With this year’s Cheltenham Festival and Grand National now in the past, fewer and fewer National Hunt races occupy the forefront of racing fans’ minds as they turn their attention to the Flat season.
There is, however, one exception this term; the ‘race’ for the National Hunt Trainers’ Championship has been a popular topic of debate and spectacle since March when Dan Skelton shot up the table after a stunningly successful Cheltenham Festival. Ever since, he and Paul Nicholls have been jostling for the top spot.
That was until Irish trainer Willie Mullins won the Grand National with I Am Maximus and took over first place on the back of the prize money earned that day.
Despite not being a UK-based trainer, superpower Mullins – currently over £100,000 clear of second-place Dan Skelton – is throwing everything he has at the UK Championship, determined to win the title. More and more of his horses are being brought over to Britain at this latter stage of the 2023/24 jumps season in the hope of winning races and preventing Skelton or Nicholls from catching up.
Read on for discussion of how the next few meetings could affect the standings.
Willie Mullins
Leading the UK National Hunt Trainers’ Championship by over £100,000 at the time of writing, Willie Mullins has more UK entries over the next couple of weeks than ones in Ireland and is taking no prisoners in pursuit of the title. The next most lucrative race meeting in the UK calendar is the Jumps Season closer at Sandown on the 27th of April, where Mullins’ best chance of winning looks to be El Fabiolo in the Grade 1 Celebration Chase, in which he also has Gaelic Warrior entered, alongside numerous longer-priced stablemates. If Mullins trains the winner of this race, which could be any one of his five entries for the contest, he would clear away by another £100,000 and be near impossible to beat.
Dan Skelton
Currently sitting second in the trainers championship, Dan Skelton has amassed nearly £3 million in prize money this term. With Paul Nicholls in hot pursuit and Willie Mullins leading the charge, Skelton will have to pick his races carefully in order to get back to the top. With the ground finally beginning to improve after a long, wet winter, he luckily still has plenty of horses with which to go to war and has 17 entries over Sandown.

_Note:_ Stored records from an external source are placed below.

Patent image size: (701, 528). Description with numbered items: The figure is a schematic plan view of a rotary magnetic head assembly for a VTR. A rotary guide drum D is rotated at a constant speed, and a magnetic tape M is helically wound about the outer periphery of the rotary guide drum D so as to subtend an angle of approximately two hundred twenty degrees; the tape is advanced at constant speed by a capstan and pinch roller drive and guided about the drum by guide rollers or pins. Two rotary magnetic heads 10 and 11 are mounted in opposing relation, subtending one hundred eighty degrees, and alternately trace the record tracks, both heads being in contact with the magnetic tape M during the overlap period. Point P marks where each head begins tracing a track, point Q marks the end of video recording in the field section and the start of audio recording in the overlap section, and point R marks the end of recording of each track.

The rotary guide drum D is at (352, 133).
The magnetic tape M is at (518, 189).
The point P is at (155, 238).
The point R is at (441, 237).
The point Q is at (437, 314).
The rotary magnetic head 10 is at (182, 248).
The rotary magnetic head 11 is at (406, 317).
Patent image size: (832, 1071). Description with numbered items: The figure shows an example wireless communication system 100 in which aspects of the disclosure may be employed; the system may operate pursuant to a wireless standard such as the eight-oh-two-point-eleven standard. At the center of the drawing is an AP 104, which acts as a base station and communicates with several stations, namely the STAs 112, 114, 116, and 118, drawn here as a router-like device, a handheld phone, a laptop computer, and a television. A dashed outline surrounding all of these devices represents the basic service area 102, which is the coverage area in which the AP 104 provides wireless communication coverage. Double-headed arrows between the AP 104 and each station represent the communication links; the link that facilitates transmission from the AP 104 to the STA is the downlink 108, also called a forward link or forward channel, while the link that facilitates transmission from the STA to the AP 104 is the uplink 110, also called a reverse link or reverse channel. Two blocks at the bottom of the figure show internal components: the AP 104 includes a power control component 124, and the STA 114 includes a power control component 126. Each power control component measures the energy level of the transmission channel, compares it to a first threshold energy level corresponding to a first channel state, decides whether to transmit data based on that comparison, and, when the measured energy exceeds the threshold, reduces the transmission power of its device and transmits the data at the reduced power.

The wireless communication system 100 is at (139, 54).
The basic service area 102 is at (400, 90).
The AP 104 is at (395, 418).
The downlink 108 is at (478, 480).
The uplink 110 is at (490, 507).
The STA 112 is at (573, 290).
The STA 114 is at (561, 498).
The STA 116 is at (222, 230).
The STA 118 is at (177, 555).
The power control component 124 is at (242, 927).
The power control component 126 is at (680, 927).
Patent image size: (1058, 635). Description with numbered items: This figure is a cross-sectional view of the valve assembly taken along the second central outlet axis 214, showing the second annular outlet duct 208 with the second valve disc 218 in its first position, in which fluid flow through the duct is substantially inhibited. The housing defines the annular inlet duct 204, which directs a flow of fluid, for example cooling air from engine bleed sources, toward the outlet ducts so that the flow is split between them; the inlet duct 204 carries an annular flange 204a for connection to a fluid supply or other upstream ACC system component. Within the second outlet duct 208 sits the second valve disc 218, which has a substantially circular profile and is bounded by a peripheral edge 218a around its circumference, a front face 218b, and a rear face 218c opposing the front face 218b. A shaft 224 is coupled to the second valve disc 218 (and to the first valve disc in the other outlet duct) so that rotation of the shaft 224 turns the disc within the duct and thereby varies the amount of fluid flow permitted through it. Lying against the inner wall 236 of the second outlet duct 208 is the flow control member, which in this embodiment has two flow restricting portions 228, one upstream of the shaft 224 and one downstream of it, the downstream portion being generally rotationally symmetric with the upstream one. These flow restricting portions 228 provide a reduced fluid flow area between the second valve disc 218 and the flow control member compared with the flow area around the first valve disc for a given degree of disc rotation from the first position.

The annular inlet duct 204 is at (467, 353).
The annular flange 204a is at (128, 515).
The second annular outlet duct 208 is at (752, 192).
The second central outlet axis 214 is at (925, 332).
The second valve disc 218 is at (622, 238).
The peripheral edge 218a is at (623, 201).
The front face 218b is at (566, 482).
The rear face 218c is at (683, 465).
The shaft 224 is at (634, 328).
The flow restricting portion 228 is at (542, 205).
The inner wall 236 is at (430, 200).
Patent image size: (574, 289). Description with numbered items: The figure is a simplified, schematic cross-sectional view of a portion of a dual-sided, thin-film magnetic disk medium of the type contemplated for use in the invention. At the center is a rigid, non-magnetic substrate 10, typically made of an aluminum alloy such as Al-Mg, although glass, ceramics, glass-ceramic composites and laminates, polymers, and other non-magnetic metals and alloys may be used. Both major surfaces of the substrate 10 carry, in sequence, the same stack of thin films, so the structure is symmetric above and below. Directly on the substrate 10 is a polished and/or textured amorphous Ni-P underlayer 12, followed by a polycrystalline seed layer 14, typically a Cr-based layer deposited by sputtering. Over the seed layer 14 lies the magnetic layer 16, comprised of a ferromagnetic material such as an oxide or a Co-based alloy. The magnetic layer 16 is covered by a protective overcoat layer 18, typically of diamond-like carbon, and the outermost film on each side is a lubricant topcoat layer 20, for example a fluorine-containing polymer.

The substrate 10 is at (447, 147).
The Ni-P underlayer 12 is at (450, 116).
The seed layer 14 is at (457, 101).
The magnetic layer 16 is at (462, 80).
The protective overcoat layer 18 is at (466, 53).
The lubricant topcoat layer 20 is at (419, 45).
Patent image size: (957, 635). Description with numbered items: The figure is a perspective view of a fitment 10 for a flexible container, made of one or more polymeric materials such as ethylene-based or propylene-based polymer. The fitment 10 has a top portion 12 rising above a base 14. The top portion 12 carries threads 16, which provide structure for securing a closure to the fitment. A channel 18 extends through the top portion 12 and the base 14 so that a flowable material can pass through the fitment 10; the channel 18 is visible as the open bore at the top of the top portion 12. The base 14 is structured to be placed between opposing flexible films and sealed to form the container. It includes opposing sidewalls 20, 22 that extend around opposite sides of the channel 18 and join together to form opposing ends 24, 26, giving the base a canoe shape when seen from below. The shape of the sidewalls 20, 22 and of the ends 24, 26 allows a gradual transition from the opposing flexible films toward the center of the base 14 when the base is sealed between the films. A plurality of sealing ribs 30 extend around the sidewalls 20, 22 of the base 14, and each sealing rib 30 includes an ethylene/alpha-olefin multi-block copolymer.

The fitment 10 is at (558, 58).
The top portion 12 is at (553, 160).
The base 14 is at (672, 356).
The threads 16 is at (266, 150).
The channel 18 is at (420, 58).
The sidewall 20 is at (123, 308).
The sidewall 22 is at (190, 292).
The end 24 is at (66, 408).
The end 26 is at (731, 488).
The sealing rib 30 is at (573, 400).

Le Milos, who holds an entry for the 3.35pm on Saturday, 27th April, is one who will appreciate the better ground and could easily get back to winning ways, fetching £95,000 for his trainer. Skelton also has four good horses entered in the Select Hurdle; last-start winner Kateira, Cheltenham Festival winner Langer Dan, talented My Drogo, and quality staying mare West Balboa. That’s some team for one race, and it wouldn’t be a surprise if Dan Skelton made his presence duly felt by Mullins at Sandown.
Bet on jockeys and trainers here
Paul Nicholls
Another UK trainer taking the race to the top very seriously is Paul Nicholls, whose team for Sandown appears popular in the markets. Third in the championship currently, Nicholls needs around £75,000 to level up to Dan Skelton. A likely contender to close the gap is Threeunderthrufive, who was last seen winning the Grade 3 Swinley Handicap Chase at Ascot in February and is entered in the 3.35pm race on the 27th April. The good ground should see him at his best and, with the likes of Hitman joining him at Sandown, Paul Nicholls could claw back his usual position at the top of the championship just in time if everything goes to plan this month.
He’s in bristling form as usual, and while Willie Mullins can seem untouchable at times, Dan Skelton and Paul Nicholls are both determined to make this a mighty battle to the end.